Multimodal orchestration and routing
There is an apt analogy for the market dynamics of language models: the human brain. The structure of our brain has remained unchanged for 100,000 years and brains are much more similar than they’re different. For most of our time on Earth, most individuals learned the identical things and had similar skills.
But then something modified. We have developed the power to speak in language – first verbally, then in writing. Communication protocols enable networks, and as people began to network with one another, we also began to specialize an increasing number of. We have been free of the burden of getting to be generalists in all areas, of being self-sufficient islands. Paradoxically, the collective wealth of specialization has also meant that the typical person today is a far stronger generalist than any of our ancestors.
On a sufficiently wide input space, the universe all the time tends toward specialization. This applies to all elements of molecular chemistry, biology and human society. Given sufficient diversity, distributed systems will all the time be more computationally efficient than monoliths. We imagine the identical will apply to AI. The more we will leverage the strengths of multiple models reasonably than counting on only one, the more those models can specialize, expanding the boundaries of capabilities.
An increasingly necessary pattern for leveraging the strengths of various models is routing – dynamically sending queries to probably the most appropriate model while leveraging cheaper, faster models when doing so doesn’t compromise quality. Routing allows us to make the most of all the advantages of specialization—higher accuracy at lower cost and lower latency—without sacrificing the robustness of generalization.
An easy proof of the ability of routing is the undeniable fact that many of the world's top models are routers themselves: they’re made with Mixture of experts Architectures that pass each next generation of tokens to just a few dozen expert submodels. If it’s true that LLMs are exponentially proliferating fuzzy commodities, then routing must change into a necessary a part of any AI stack.

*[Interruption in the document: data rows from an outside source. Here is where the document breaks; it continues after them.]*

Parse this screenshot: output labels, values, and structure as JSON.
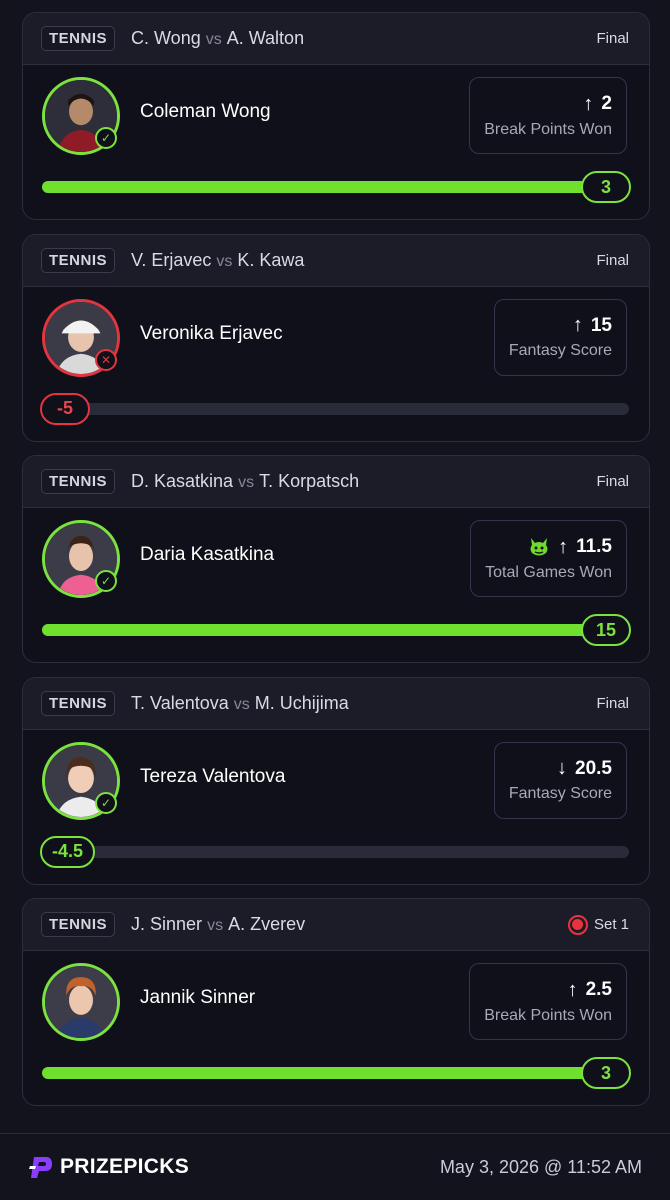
{
  "colors": {
    "win": "#7ce23f",
    "loss": "#e2353f",
    "bar_fill": "#6fe02d",
    "brand": "#8b3dff"
  },
  "cards": [
    {
      "sport": "TENNIS",
      "player_a": "C. Wong",
      "vs": "vs",
      "player_b": "A. Walton",
      "status": "Final",
      "player_name": "Coleman Wong",
      "result": "win",
      "direction_icon": "arrow-up-icon",
      "arrow": "↑",
      "line": "2",
      "stat_label": "Break Points Won",
      "has_demon": false,
      "actual": "3",
      "progress": 1.0
    },
    {
      "sport": "TENNIS",
      "player_a": "V. Erjavec",
      "vs": "vs",
      "player_b": "K. Kawa",
      "status": "Final",
      "player_name": "Veronika Erjavec",
      "result": "loss",
      "direction_icon": "arrow-up-icon",
      "arrow": "↑",
      "line": "15",
      "stat_label": "Fantasy Score",
      "has_demon": false,
      "actual": "-5",
      "progress": 0.0
    },
    {
      "sport": "TENNIS",
      "player_a": "D. Kasatkina",
      "vs": "vs",
      "player_b": "T. Korpatsch",
      "status": "Final",
      "player_name": "Daria Kasatkina",
      "result": "win",
      "direction_icon": "arrow-up-icon",
      "arrow": "↑",
      "line": "11.5",
      "stat_label": "Total Games Won",
      "has_demon": true,
      "actual": "15",
      "progress": 1.0
    },
    {
      "sport": "TENNIS",
      "player_a": "T. Valentova",
      "vs": "vs",
      "player_b": "M. Uchijima",
      "status": "Final",
      "player_name": "Tereza Valentova",
      "result": "win",
      "direction_icon": "arrow-down-icon",
      "arrow": "↓",
      "line": "20.5",
      "stat_label": "Fantasy Score",
      "has_demon": false,
      "actual": "-4.5",
      "progress": 0.0
    },
    {
      "sport": "TENNIS",
      "player_a": "J. Sinner",
      "vs": "vs",
      "player_b": "A. Zverev",
      "status": "Set 1",
      "live": true,
      "player_name": "Jannik Sinner",
      "result": "none",
      "direction_icon": "arrow-up-icon",
      "arrow": "↑",
      "line": "2.5",
      "stat_label": "Break Points Won",
      "has_demon": false,
      "actual": "3",
      "progress": 1.0
    }
  ],
  "footer": {
    "brand": "PRIZEPICKS",
    "timestamp": "May 3, 2026 @ 11:52 AM"
  }
}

There is a view that LLMs will plateau as they reach human intelligence. As we fully exploit the capabilities, we’ll coalesce right into a single general model in the identical way we did with AWS or the iPhone. None of those platforms (or their competitors) have increased their capabilities tenfold in the previous couple of years – so we would as well familiarize ourselves with their ecosystems. However, we imagine that AI won’t stop at human-level intelligence; it’ll go far beyond any limits we will imagine. Like another natural system, it becomes increasingly fragmented and specialized.

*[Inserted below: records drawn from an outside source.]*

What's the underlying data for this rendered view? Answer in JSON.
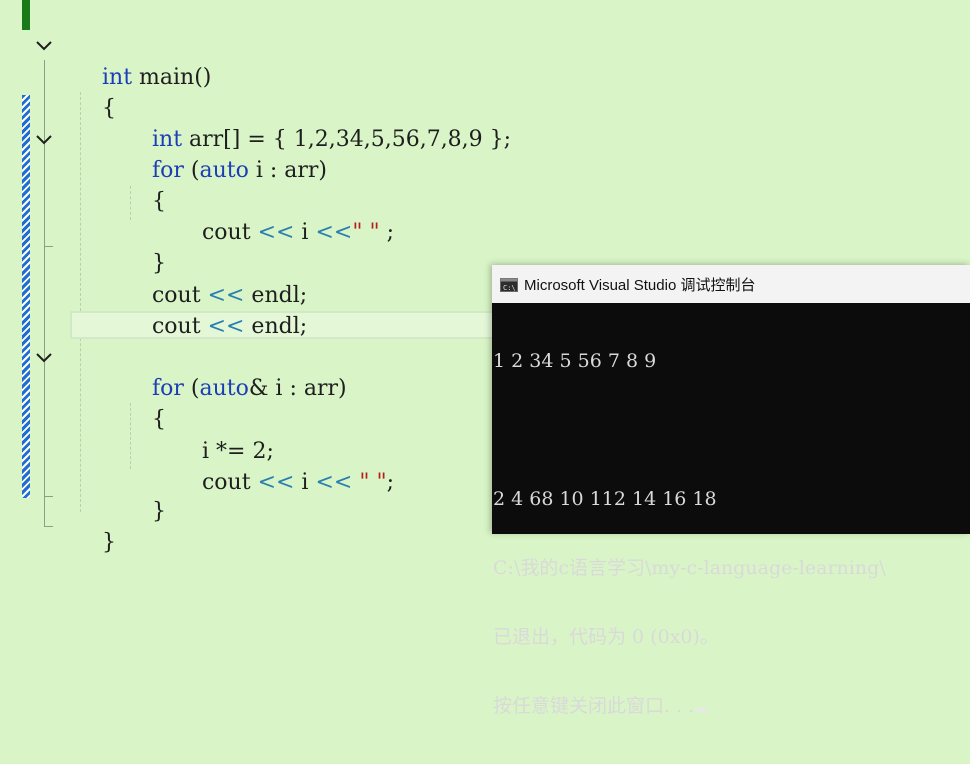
{
  "editor": {
    "code_lines": [
      "int main()",
      "{",
      "int arr[] = { 1,2,34,5,56,7,8,9 };",
      "for (auto i : arr)",
      "{",
      "cout << i <<\" \" ;",
      "}",
      "cout << endl;",
      "cout << endl;",
      "",
      "for (auto& i : arr)",
      "{",
      "i *= 2;",
      "cout << i << \" \";",
      "}",
      "}"
    ],
    "tokens": {
      "int": "int",
      "main": " main()",
      "open_brace": "{",
      "close_brace": "}",
      "arr_decl": " arr[] = { 1,2,34,5,56,7,8,9 };",
      "for": "for",
      "paren_open": " (",
      "auto": "auto",
      "auto_ref": "auto",
      "amp": "&",
      "i_var": " i ",
      "colon_arr": ": arr)",
      "cout": "cout ",
      "shift": "<<",
      "i_mid": " i ",
      "space_str": "\" \"",
      "semicolon_sp": " ;",
      "semicolon": ";",
      "endl": " endl",
      "i_mult": "i *= 2;"
    },
    "colors": {
      "background": "#d9f5c7",
      "keyword": "#1d3cb8",
      "operator": "#2b7fb0",
      "string": "#b71c1c"
    }
  },
  "console": {
    "title": "Microsoft Visual Studio 调试控制台",
    "icon": "console-app-icon",
    "lines": [
      "1 2 34 5 56 7 8 9",
      "",
      "2 4 68 10 112 14 16 18",
      "C:\\我的c语言学习\\my-c-language-learning\\",
      "已退出，代码为 0 (0x0)。",
      "按任意键关闭此窗口. . ."
    ]
  }
}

We cannot emphasize enough how fragmenting AI models is a excellent thing. Fragmented markets are efficient markets: they provide power to buyers, maximize innovation and minimize costs. And to the extent that we will leverage networks of smaller, more specialized models, reasonably than passing every part through the internals of a single giant model, we’re moving toward a much safer, more interpretable, and more controllable future for AI.
The best inventions haven’t any owner. Ben Franklin's heirs don't own electricity. Turing's estate doesn't own all the computers. AI is undoubtedly one in all humanity's best inventions; We imagine its future will and needs to be multi-model.